Even if the individual mandate is “necessary” to the Act’s insurance reforms, such an expansion of federal power is not a “proper” means for making those reforms effective.What about Raich, then? Why was it "necessary" and "proper" to reach home-grown, home-consumed marijuana used by medical patients? Roberts says that "marijuana is a fungible commodity" and so there was potential for diversion into interstate market that could "substantially undercut" Congress's big scheme of banning marijuana (which clearly is a matter of regulating commerce). But regulating the health insurance industry is clearly a matter of regulating commerce, and the people who don't by health insurance are substantially undercutting the success of that big scheme. Here's where I thought the Court would have the most trouble, and I'm not seeing much elaboration of why this is different from Raich.
ALSO: Here's Justice Ginsburg, in dissent, talking about the Necessary and Proper Clause:
Without the individual mandate, Congress learned, guaranteed-issue and community-rating requirements would trigger an adverse-selection death-spiral in the health-insurance market: Insurance premiums would skyrocket, the number of uninsured would increase, and insurance companies would exit the market.Yes, as we saw above, the Chief Justice clearly recognized this problem. It's an economic disaster without the individual mandate. Why doesn't that make it necessary? I can see 2 answers: 1. It is necessary. It's just not proper. And 2: Since the ACA lets the uninsured avoid purchasing insurance if they pay a tax/penalty to the federal government, and since that's what healthy people will rationally do, the scheme was never set up to work. If it doesn't even work, it doesn't make sense to call it necessary.

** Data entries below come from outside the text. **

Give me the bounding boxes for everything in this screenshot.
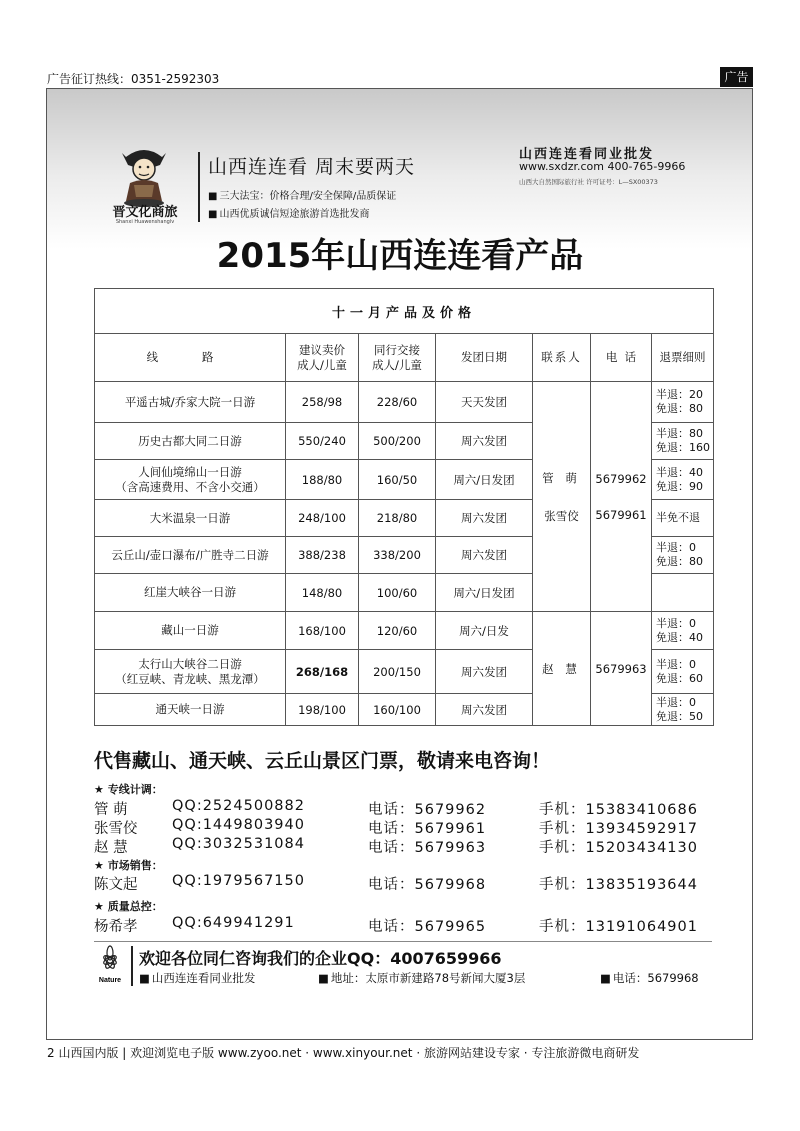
header-bullet: ■ 山西优质诚信短途旅游首选批发商	[208, 205, 369, 220]
footer-vline	[131, 946, 133, 986]
date-cell: 天天发团	[436, 382, 533, 423]
ad-hotline: 广告征订热线：0351-2592303	[47, 72, 220, 86]
welcome-qq: 欢迎各位同仁咨询我们的企业QQ：4007659966	[139, 949, 502, 968]
contact-row	[94, 873, 714, 893]
trade-price-cell: 218/80	[359, 500, 436, 537]
col-trade: 同行交接 成人/儿童	[359, 334, 436, 382]
footer-item: ■ 地址：太原市新建路78号新闻大厦3层	[318, 970, 525, 986]
date-cell: 周六发团	[436, 500, 533, 537]
retail-price-cell: 550/240	[286, 423, 359, 460]
contact-row	[94, 915, 714, 935]
ad-tag: 广告	[720, 67, 753, 87]
phone-number: 5679961	[595, 507, 647, 522]
table-title: 十一月产品及价格	[95, 289, 714, 334]
date-cell: 周六发团	[436, 423, 533, 460]
refund-line: 半免不退	[656, 511, 700, 524]
refund-cell	[652, 612, 714, 650]
date-cell: 周六/日发	[436, 612, 533, 650]
slogan: 山西连连看 周末要两天	[208, 156, 416, 178]
person-qq: QQ:2524500882	[172, 798, 305, 814]
route-cell: 云丘山/壶口瀑布/广胜寺二日游	[95, 537, 286, 574]
phone-cell	[591, 382, 652, 612]
date-cell: 周六发团	[436, 650, 533, 694]
refund-line: 免退：80	[656, 555, 703, 568]
contact-cell: 赵 慧	[533, 612, 591, 726]
header-divider	[198, 152, 200, 222]
refund-cell	[652, 694, 714, 726]
section-label: ★ 专线计调：	[94, 783, 163, 796]
wholesale-title: 山西连连看同业批发	[519, 147, 655, 162]
trade-price-cell: 200/150	[359, 650, 436, 694]
section-label: ★ 质量总控：	[94, 900, 163, 913]
col-date: 发团日期	[436, 334, 533, 382]
retail-price-cell: 188/80	[286, 460, 359, 500]
refund-line: 半退：0	[656, 657, 696, 671]
route-cell: 通天峡一日游	[95, 694, 286, 726]
contact-row	[94, 836, 714, 856]
refund-line: 半退：0	[656, 616, 696, 630]
refund-line: 免退：50	[656, 709, 703, 723]
contact-cell	[533, 382, 591, 612]
date-cell: 周六/日发团	[436, 460, 533, 500]
ticket-banner: 代售藏山、通天峡、云丘山景区门票，敬请来电咨询！	[94, 750, 551, 772]
website-phone: www.sxdzr.com 400-765-9966	[519, 160, 686, 173]
refund-line: 半退：0	[656, 695, 696, 709]
route-cell: 平遥古城/乔家大院一日游	[95, 382, 286, 423]
retail-price-cell: 168/100	[286, 612, 359, 650]
col-retail: 建议卖价 成人/儿童	[286, 334, 359, 382]
retail-price-cell: 198/100	[286, 694, 359, 726]
person-tel: 电话：5679965	[368, 919, 487, 935]
person-tel: 电话：5679962	[368, 802, 487, 818]
person-mobile: 手机：15383410686	[539, 802, 698, 818]
person-name: 杨希孝	[94, 919, 138, 935]
route-cell: 藏山一日游	[95, 612, 286, 650]
table-row	[95, 612, 714, 650]
col-route: 线 路	[95, 334, 286, 382]
refund-line: 免退：60	[656, 671, 703, 685]
person-name: 赵 慧	[94, 840, 128, 856]
refund-line: 半退：0	[656, 541, 696, 554]
person-tel: 电话：5679961	[368, 821, 487, 837]
refund-line: 半退：40	[656, 465, 703, 479]
person-name: 管 萌	[94, 802, 128, 818]
route-cell: 人间仙境绵山一日游 （含高速费用、不含小交通）	[95, 460, 286, 500]
nature-logo-icon	[94, 944, 126, 992]
table-row	[95, 382, 714, 423]
person-mobile: 手机：13835193644	[539, 877, 698, 893]
person-tel: 电话：5679963	[368, 840, 487, 856]
person-qq: QQ:1449803940	[172, 817, 305, 833]
person-mobile: 手机：13191064901	[539, 919, 698, 935]
col-phone: 电 话	[591, 334, 652, 382]
footer-item: ■ 山西连连看同业批发	[139, 970, 255, 986]
license-text: 山西大自然国际旅行社 许可证号：L—SX00373	[519, 178, 658, 186]
contact-row	[94, 798, 714, 818]
page-footer: 2 山西国内版 | 欢迎浏览电子版 www.zyoo.net · www.xinyour.net · 旅游网站建设专家 · 专注旅游微电商研发	[47, 1046, 640, 1060]
price-table	[94, 288, 714, 726]
person-name: 陈文起	[94, 877, 138, 893]
refund-line: 半退：80	[656, 427, 703, 440]
refund-cell	[652, 650, 714, 694]
nature-logo-text: Nature	[98, 977, 122, 984]
contact-row	[94, 817, 714, 837]
route-cell: 太行山大峡谷二日游 （红豆峡、青龙峡、黑龙潭）	[95, 650, 286, 694]
contact-name: 管 萌	[542, 470, 581, 485]
person-qq: QQ:1979567150	[172, 873, 305, 889]
col-refund: 退票细则	[652, 334, 714, 382]
retail-price-cell: 268/168	[286, 650, 359, 694]
trade-price-cell: 228/60	[359, 382, 436, 423]
retail-price-cell: 148/80	[286, 574, 359, 612]
route-cell: 历史古都大同二日游	[95, 423, 286, 460]
refund-line: 半退：20	[656, 388, 703, 401]
retail-price-cell: 258/98	[286, 382, 359, 423]
trade-price-cell: 338/200	[359, 537, 436, 574]
col-contact: 联系人	[533, 334, 591, 382]
date-cell: 周六/日发团	[436, 574, 533, 612]
brand-subtitle: Shanxi Huawenshanglv	[115, 219, 175, 225]
route-cell: 红崖大峡谷一日游	[95, 574, 286, 612]
trade-price-cell: 160/100	[359, 694, 436, 726]
footer-item: ■ 电话：5679968	[600, 970, 699, 986]
refund-cell	[652, 423, 714, 460]
refund-cell	[652, 382, 714, 423]
brand-name: 晋文化商旅	[112, 205, 178, 220]
header-bullet: ■ 三大法宝：价格合理/安全保障/品质保证	[208, 187, 396, 202]
retail-price-cell: 388/238	[286, 537, 359, 574]
person-qq: QQ:3032531084	[172, 836, 305, 852]
retail-price-cell: 248/100	[286, 500, 359, 537]
date-cell: 周六发团	[436, 694, 533, 726]
contact-name: 张雪佼	[544, 508, 579, 523]
refund-line: 免退：80	[656, 402, 703, 415]
page-title: 2015年山西连连看产品	[216, 236, 584, 276]
refund-cell	[652, 460, 714, 500]
section-label: ★ 市场销售：	[94, 859, 163, 872]
trade-price-cell: 160/50	[359, 460, 436, 500]
trade-price-cell: 100/60	[359, 574, 436, 612]
date-cell: 周六发团	[436, 537, 533, 574]
person-name: 张雪佼	[94, 821, 138, 837]
refund-cell	[652, 574, 714, 612]
refund-cell	[652, 500, 714, 537]
refund-line: 免退：40	[656, 630, 703, 644]
refund-line: 免退：90	[656, 479, 703, 493]
refund-cell	[652, 537, 714, 574]
route-cell: 大米温泉一日游	[95, 500, 286, 537]
person-qq: QQ:649941291	[172, 915, 295, 931]
person-tel: 电话：5679968	[368, 877, 487, 893]
footer-divider	[94, 941, 712, 942]
phone-number: 5679962	[595, 471, 647, 486]
trade-price-cell: 500/200	[359, 423, 436, 460]
phone-cell: 5679963	[591, 612, 652, 726]
trade-price-cell: 120/60	[359, 612, 436, 650]
refund-line: 免退：160	[656, 441, 710, 454]
person-mobile: 手机：15203434130	[539, 840, 698, 856]
person-mobile: 手机：13934592917	[539, 821, 698, 837]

But Ginsburg says the individual mandate is what makes it work, so — using Raich quotes — it's an “essential par[t] of a larger regulation of economic activity” without which “the regulatory scheme [w]ould be undercut.” This makes sense if you think it's not the proper place of the courts to look at a legislative solution and make a judgment about how well it's going to work, and, I note, neither Roberts nor Scalia-Kennedy-Thomas-Alito relied on an independent judicial assessment of whether the individual mandate —with its big loophole (paying the tax) — would actually work to solve the problem it's supposed to resolve.
What Roberts and Scalia-Kennedy-Thomas-Alito did pay attention to was the "spirit of the constitution" and what is "proper." Ginsburg say that Roberts fails "to explain why the individual mandate threatens our constitutional order." He cites cases and claims this situation is different, but what is the doctrine?
How is a judge to decide, when ruling on the constitutionality of a federal statute, whether Congress employed an “independent power,” ante, at 28, or merely a “derivative” one, ante, at 29. Whether the power used is “substantive,” ante, at 30, or just “incidental,” ante, at 29? The instruction The Chief Justice, in effect, provides lower courts: You will know it when you see it.You will know it when you see it — i.e. "I know it when I see it." Did you know "I know it when I see it" has its own Wikipedia article? You haven't given us a rule to apply, and so judges — in an inappropriately nonjudicial way — will be deciding things ad hoc.
AND: I'm going to start a new post to discuss the spending power.
ADDED: I've corrected the text to reflect that Justices Scalia, Kennedy, Thomas, and Alito are writing the dissenting opinion jointly.